Mortgage relief scams are difficult to decipher, so here are a few tips to avoid encountering a scam.
Before reaching for your wallet…
Qualification of specific government programs that aid in the loan modification process or foreclosure defense is free, according to It also doesn’t cost a cent to speak with a government agency-approved housing counselor. Nevertheless, homeowners frequently report shady companies that charge clients for access to government programs and housing counseling. If a homeowner rescue company asks for a large amount of money upfront for access to the latest government program or a recent mortgage settlement, it could be a sham. Information for housing counseling and government relief programs can be easily accessed online. Homeowners should also be cautious of companies that advise homeowners to pay mortgages to them and not to the loan provider.
Nothing is promised
Foreclosure protection or the modification of a loan is never promised, and access to specific government programs may only be guaranteed for some borrowers. Disappointingly, mortgage relief scam artists will try to persuade someone that a loan modification or foreclosure defense handled by their company is guaranteed. A scam artist may pretend to be a member of a legitimate organization approved by, or affiliated with, the government and state that a homeowner qualifies for a specific government program that aids in foreclosure defense or loan modifications.
Detecting phonies
In order to appear authentic and reliable, scam artists will do anything these days. Non-attorneys often pose as attorneys who only offer loan modification services, according to the New York Times. Consumers should be suspicious of these firms, especially since most law firms include loan modifications as one of many services. Some law firms even pose as non-profit groups that offer loan workouts or forensic loan audits.
Another kind of scam artist, the “foreclosure rescuer,” may convince a client to transfer the title or sell his or her home, and then tell the client to stay in the home as renters.

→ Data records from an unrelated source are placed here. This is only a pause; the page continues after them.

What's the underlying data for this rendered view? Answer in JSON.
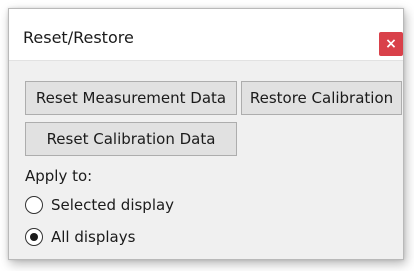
{
  "dialog": {
    "title": "Reset/Restore",
    "close_icon": "close-icon",
    "close_glyph": "×"
  },
  "buttons": {
    "reset_measurement": "Reset Measurement Data",
    "restore_calibration": "Restore Calibration",
    "reset_calibration": "Reset Calibration Data"
  },
  "apply_to": {
    "label": "Apply to:",
    "options": [
      {
        "label": "Selected display",
        "selected": false
      },
      {
        "label": "All displays",
        "selected": true
      }
    ]
  },
  "colors": {
    "close_button_bg": "#d9414a",
    "content_bg": "#f0f0f0",
    "button_bg": "#e1e1e1"
  }
}
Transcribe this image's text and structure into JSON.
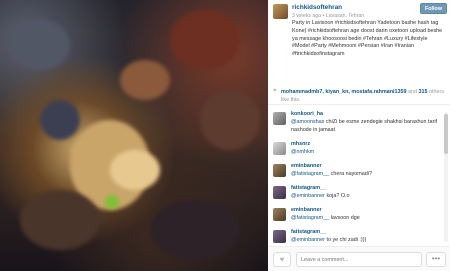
{
  "post": {
    "username": "richkidsoftehran",
    "time_ago": "3 weeks ago",
    "location_icon": "location-pin-icon",
    "location": "Lavasan, Tehran",
    "follow_label": "Follow",
    "caption": "Party in Lavisoon #richkidsoftehran Yadetoon bashe hash tag Kone) #richkidsoftehran age doost darin oxetoon upload beshe ya message khoosoosi bedin #Tehran #Luxury #Lifestyle #Model #Party #Mehmooni #Persian #Iran #Iranian #ftrichkidsofinstagram"
  },
  "likes": {
    "icon": "heart-icon",
    "names": "mohammadmb7, kiyan_kn, mostafa.rahmani1359",
    "connector": "and",
    "count": "315",
    "suffix": "others like this."
  },
  "comments": [
    {
      "user": "konkoori_ha",
      "mention": "@amoonshas",
      "text": " chiZi be esme zendegie shakhsi baraxhun tarif nashode in jamaat"
    },
    {
      "user": "mhsnrz",
      "mention": "@nmhkm",
      "text": ""
    },
    {
      "user": "eminbanner",
      "mention": "@fatistagram__",
      "text": " chera nayomadi?"
    },
    {
      "user": "fatistagram__",
      "mention": "@eminbanner",
      "text": " koja? O.o"
    },
    {
      "user": "eminbanner",
      "mention": "@fatistagram__",
      "text": " lavsoon dge"
    },
    {
      "user": "fatistagram__",
      "mention": "@eminbanner",
      "text": " to ye chi zadi :)))"
    }
  ],
  "footer": {
    "like_icon": "heart-icon",
    "comment_placeholder": "Leave a comment...",
    "more_icon": "ellipsis-icon",
    "more_label": "•••"
  }
}
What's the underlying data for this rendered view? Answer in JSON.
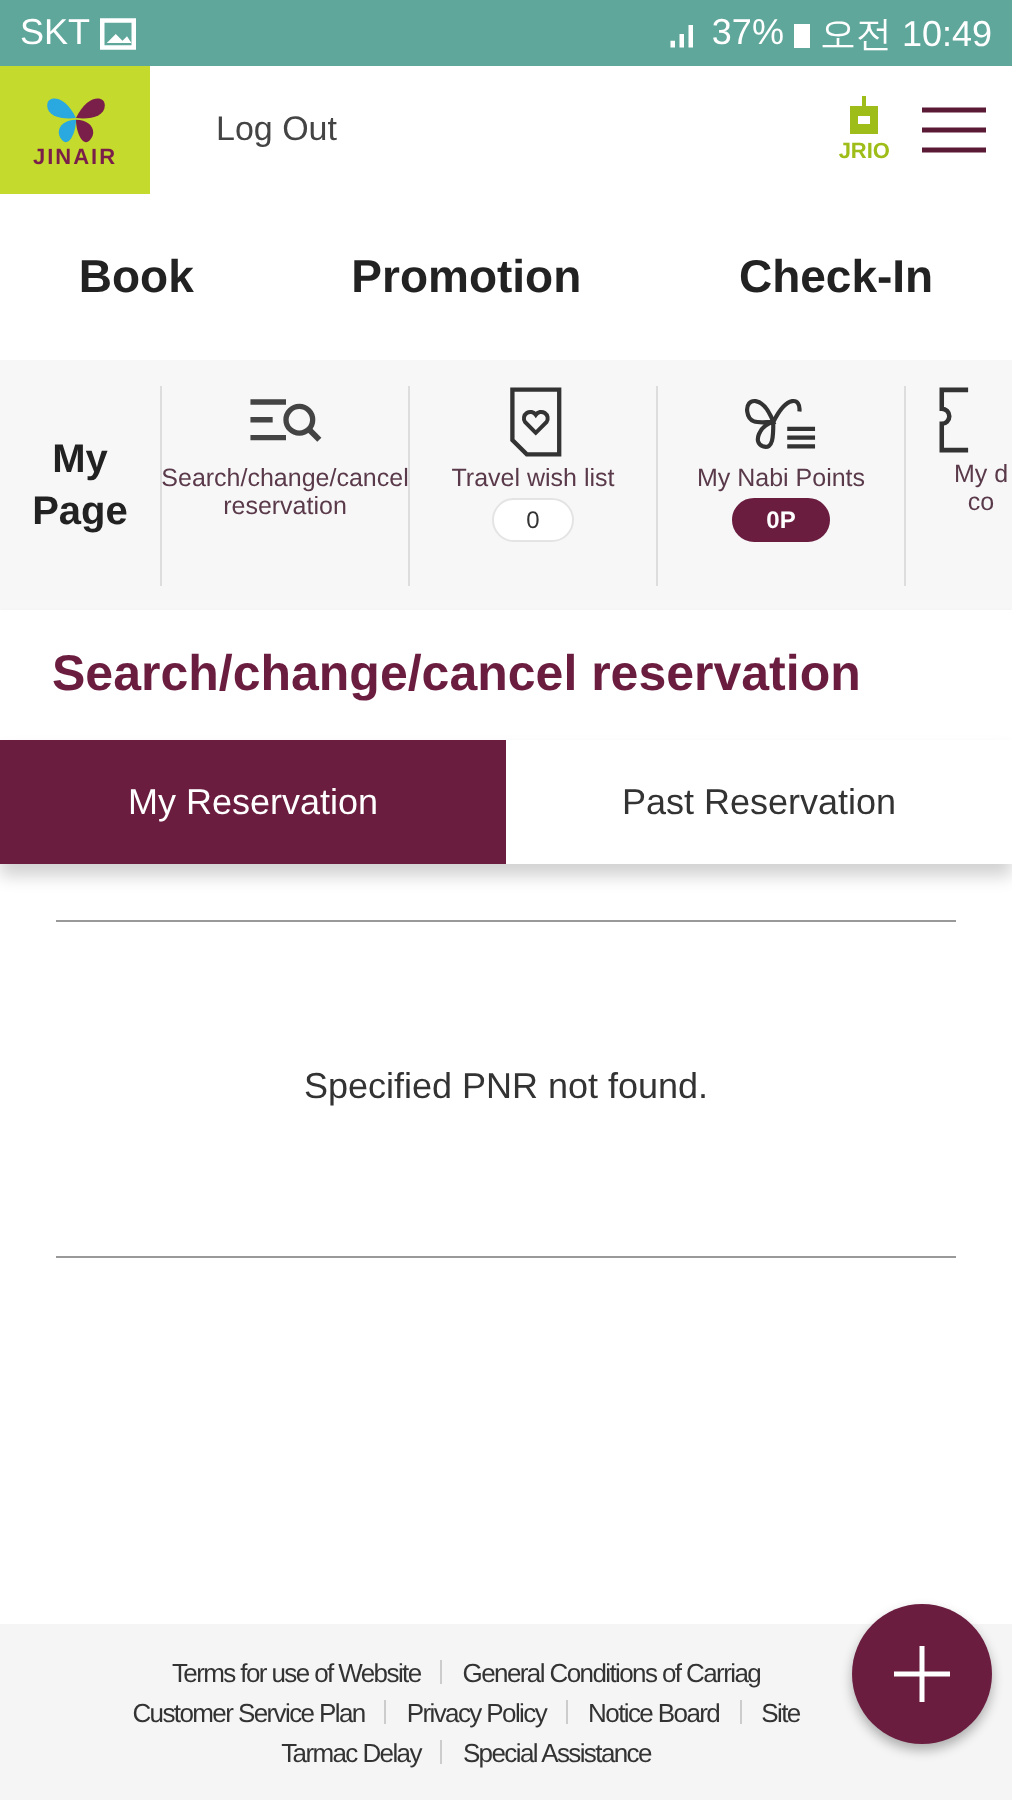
{
  "status_bar": {
    "carrier": "SKT",
    "battery": "37%",
    "time": "오전 10:49"
  },
  "header": {
    "logo_text": "JINAIR",
    "logout": "Log Out",
    "jrio_text": "JRIO"
  },
  "nav": [
    "Book",
    "Promotion",
    "Check-In"
  ],
  "my_page": {
    "title": "My Page",
    "items": [
      {
        "label": "Search/change/cancel reservation",
        "kind": "search"
      },
      {
        "label": "Travel wish list",
        "kind": "wish",
        "badge": "0",
        "badge_filled": false
      },
      {
        "label": "My Nabi Points",
        "kind": "points",
        "badge": "0P",
        "badge_filled": true
      },
      {
        "label": "My d co",
        "kind": "coupon"
      }
    ]
  },
  "section_title": "Search/change/cancel reservation",
  "tabs": [
    {
      "label": "My Reservation",
      "selected": true
    },
    {
      "label": "Past Reservation",
      "selected": false
    }
  ],
  "message": "Specified PNR not found.",
  "footer_rows": [
    [
      "Terms for use of Website",
      "General Conditions of Carriag"
    ],
    [
      "Customer Service Plan",
      "Privacy Policy",
      "Notice Board",
      "Site"
    ],
    [
      "Tarmac Delay",
      "Special Assistance"
    ]
  ]
}
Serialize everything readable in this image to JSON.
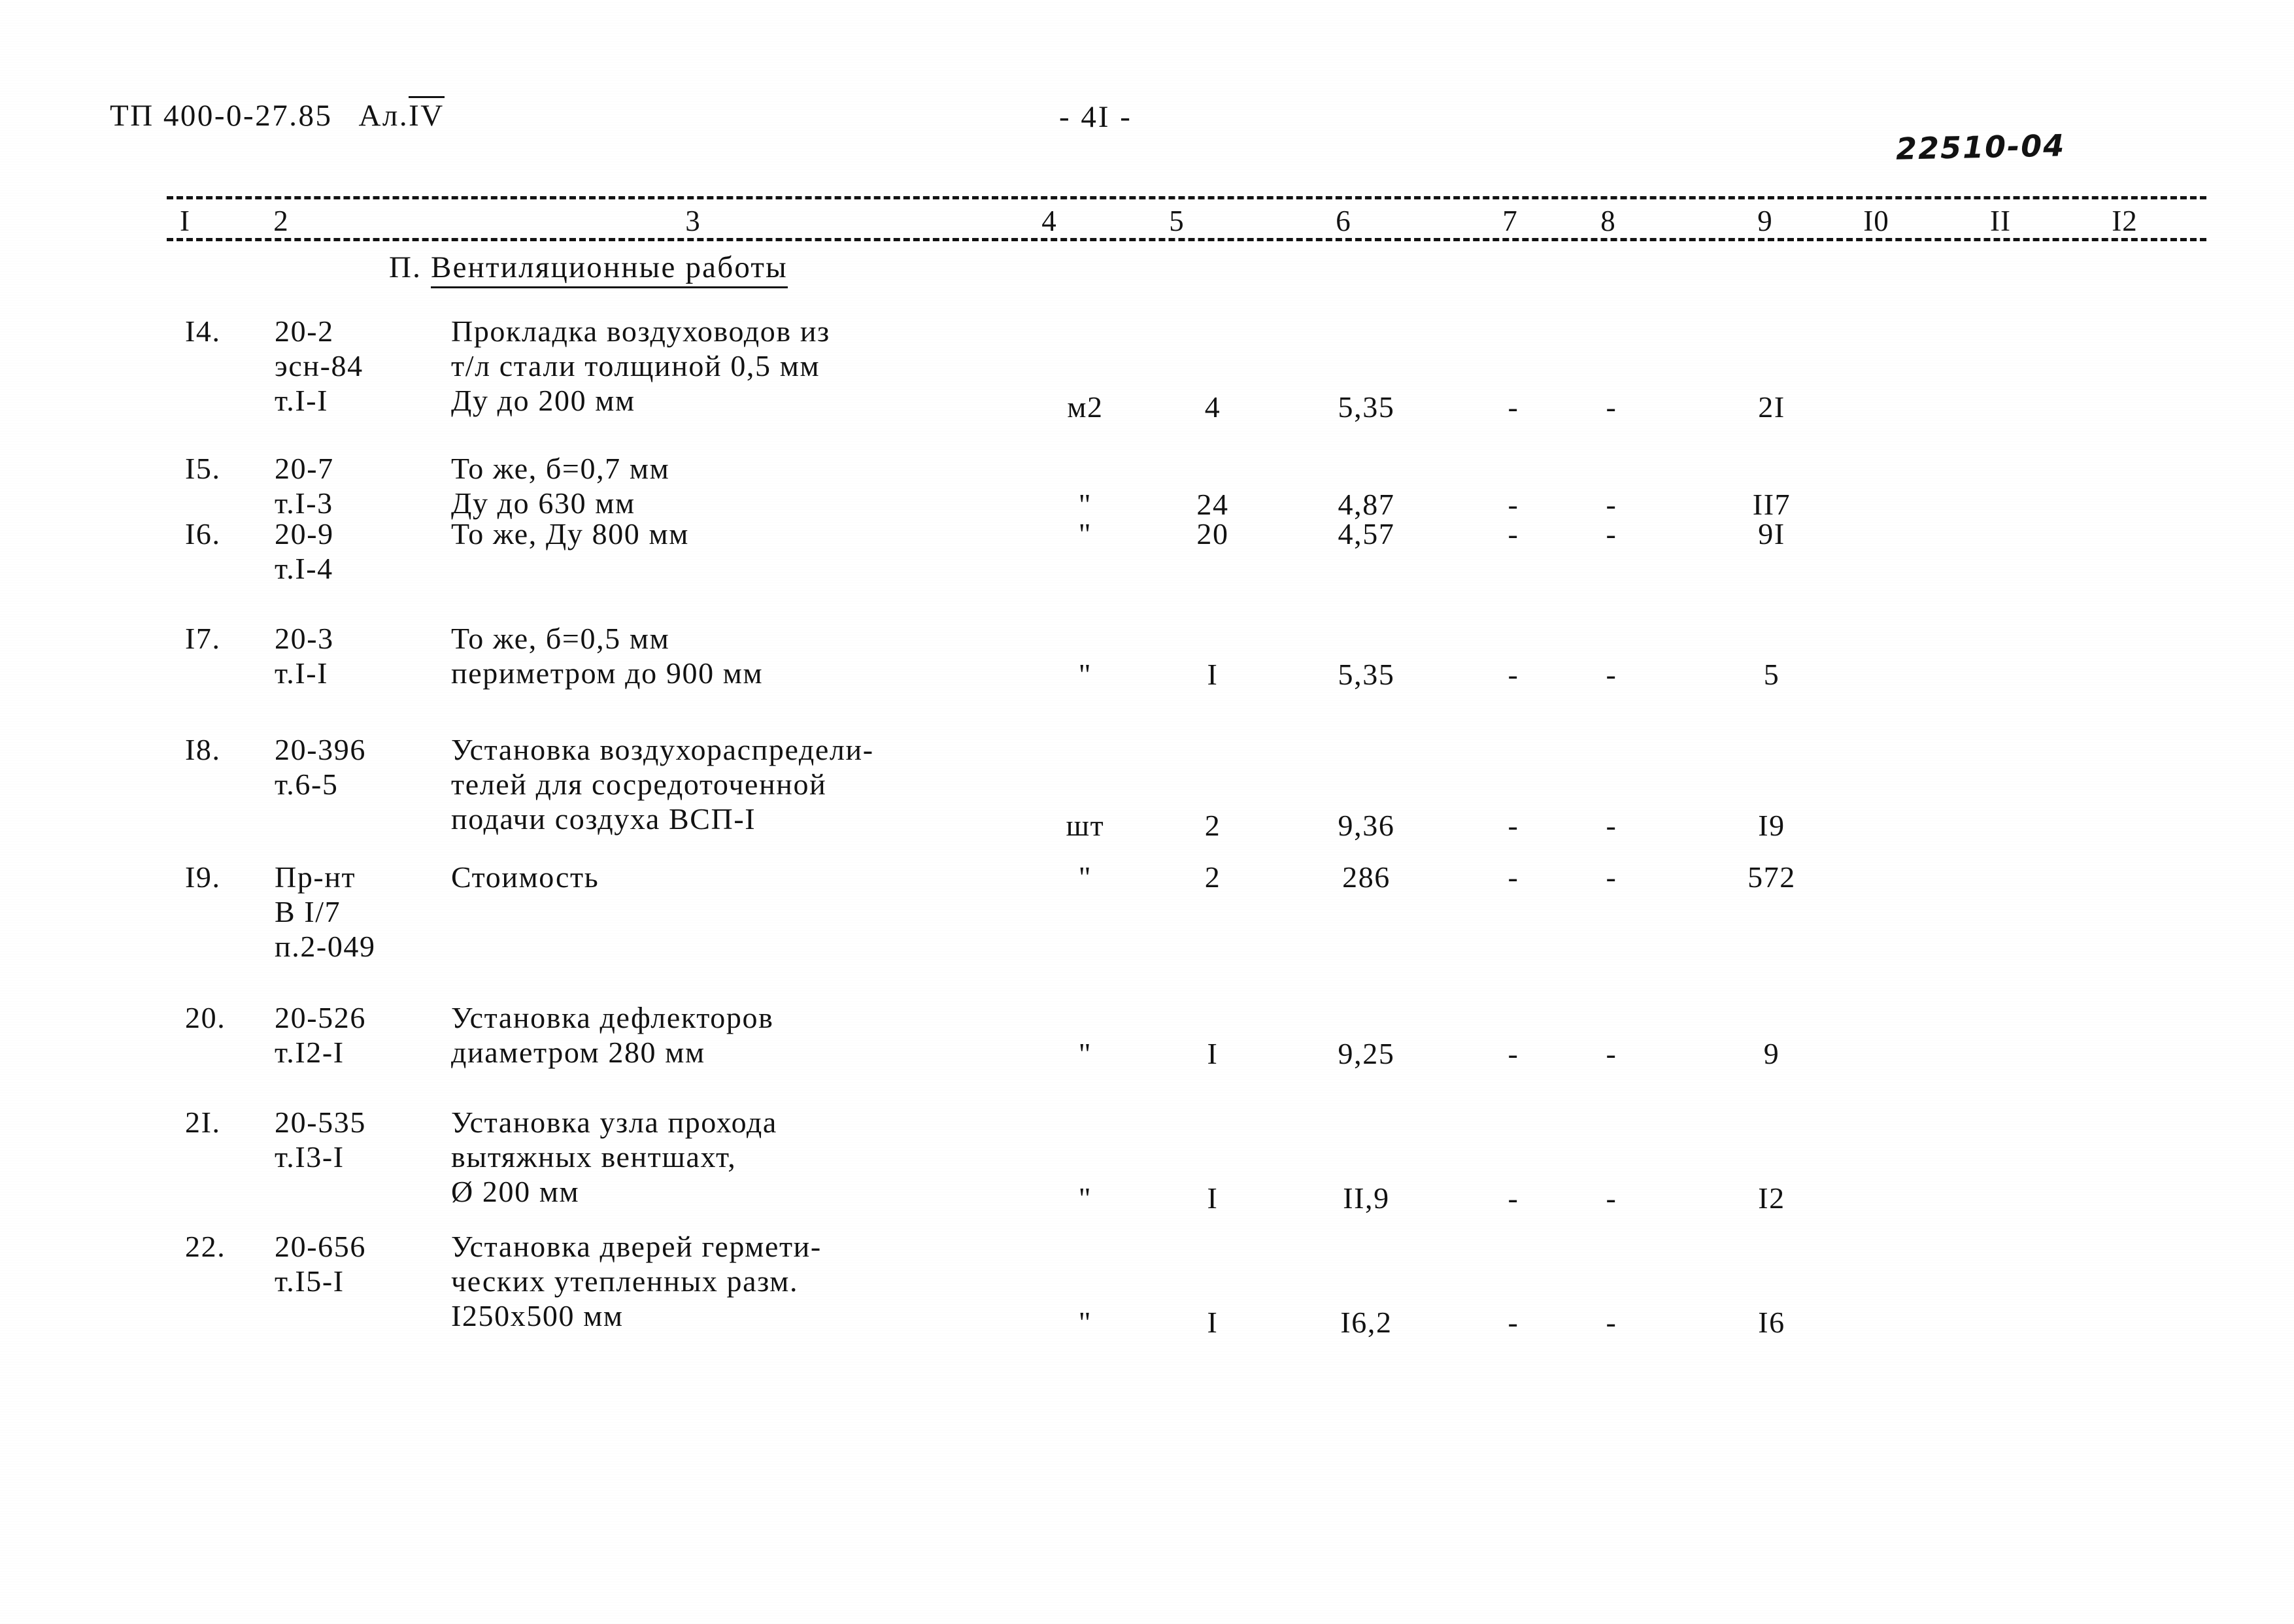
{
  "header": {
    "doc_code": "ТП 400-0-27.85",
    "album_label": "Ал.",
    "album_number": "IV",
    "page_marker": "- 4I -",
    "stamp": "22510-04"
  },
  "table": {
    "column_numbers": [
      "I",
      "2",
      "3",
      "4",
      "5",
      "6",
      "7",
      "8",
      "9",
      "I0",
      "II",
      "I2"
    ],
    "section_title_prefix": "П.",
    "section_title": "Вентиляционные работы",
    "rows": [
      {
        "num": "I4.",
        "basis": [
          "20-2",
          "эсн-84",
          "т.I-I"
        ],
        "name": [
          "Прокладка воздуховодов из",
          "т/л стали толщиной 0,5 мм",
          "Ду до 200 мм"
        ],
        "unit": "м2",
        "qty": "4",
        "price": "5,35",
        "col7": "-",
        "col8": "-",
        "total": "2I"
      },
      {
        "num": "I5.",
        "basis": [
          "20-7",
          "т.I-3"
        ],
        "name": [
          "То же, б=0,7 мм",
          "Ду до 630 мм"
        ],
        "unit": "\"",
        "qty": "24",
        "price": "4,87",
        "col7": "-",
        "col8": "-",
        "total": "II7"
      },
      {
        "num": "I6.",
        "basis": [
          "20-9",
          "т.I-4"
        ],
        "name": [
          "То же, Ду 800 мм"
        ],
        "unit": "\"",
        "qty": "20",
        "price": "4,57",
        "col7": "-",
        "col8": "-",
        "total": "9I"
      },
      {
        "num": "I7.",
        "basis": [
          "20-3",
          "т.I-I"
        ],
        "name": [
          "То же, б=0,5 мм",
          "периметром до 900 мм"
        ],
        "unit": "\"",
        "qty": "I",
        "price": "5,35",
        "col7": "-",
        "col8": "-",
        "total": "5"
      },
      {
        "num": "I8.",
        "basis": [
          "20-396",
          "т.6-5"
        ],
        "name": [
          "Установка воздухораспредели-",
          "телей для сосредоточенной",
          "подачи создуха ВСП-I"
        ],
        "unit": "шт",
        "qty": "2",
        "price": "9,36",
        "col7": "-",
        "col8": "-",
        "total": "I9"
      },
      {
        "num": "I9.",
        "basis": [
          "Пр-нт",
          "В I/7",
          "п.2-049"
        ],
        "name": [
          "Стоимость"
        ],
        "unit": "\"",
        "qty": "2",
        "price": "286",
        "col7": "-",
        "col8": "-",
        "total": "572"
      },
      {
        "num": "20.",
        "basis": [
          "20-526",
          "т.I2-I"
        ],
        "name": [
          "Установка дефлекторов",
          "диаметром 280 мм"
        ],
        "unit": "\"",
        "qty": "I",
        "price": "9,25",
        "col7": "-",
        "col8": "-",
        "total": "9"
      },
      {
        "num": "2I.",
        "basis": [
          "20-535",
          "т.I3-I"
        ],
        "name": [
          "Установка узла прохода",
          "вытяжных вентшахт,",
          "Ø 200 мм"
        ],
        "unit": "\"",
        "qty": "I",
        "price": "II,9",
        "col7": "-",
        "col8": "-",
        "total": "I2"
      },
      {
        "num": "22.",
        "basis": [
          "20-656",
          "т.I5-I"
        ],
        "name": [
          "Установка дверей гермети-",
          "ческих утепленных разм.",
          "I250х500 мм"
        ],
        "unit": "\"",
        "qty": "I",
        "price": "I6,2",
        "col7": "-",
        "col8": "-",
        "total": "I6"
      }
    ]
  },
  "layout": {
    "column_number_x": [
      283,
      430,
      1060,
      1605,
      1800,
      2055,
      2310,
      2460,
      2700,
      2870,
      3060,
      3250
    ],
    "row_tops": [
      480,
      690,
      790,
      950,
      1120,
      1315,
      1530,
      1690,
      1880
    ],
    "row_value_offsets": [
      116,
      55,
      0,
      55,
      116,
      0,
      55,
      116,
      116
    ]
  }
}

They will reassure the former homeowners that they will be able to reclaim the house once they’ve recovered financially. However, the scam artist will be able to evict the victims and claim the home.
People on the verge of losing their home should watch out for the scams covered above. Also, homeowners who would like a loan modification or who are at risk of foreclosure should never avoid any communication from their lender. Free foreclosure counseling is provided by government agency-certified housing counseling agencies, or by contacting the Homeowners’ HOPE Hotline.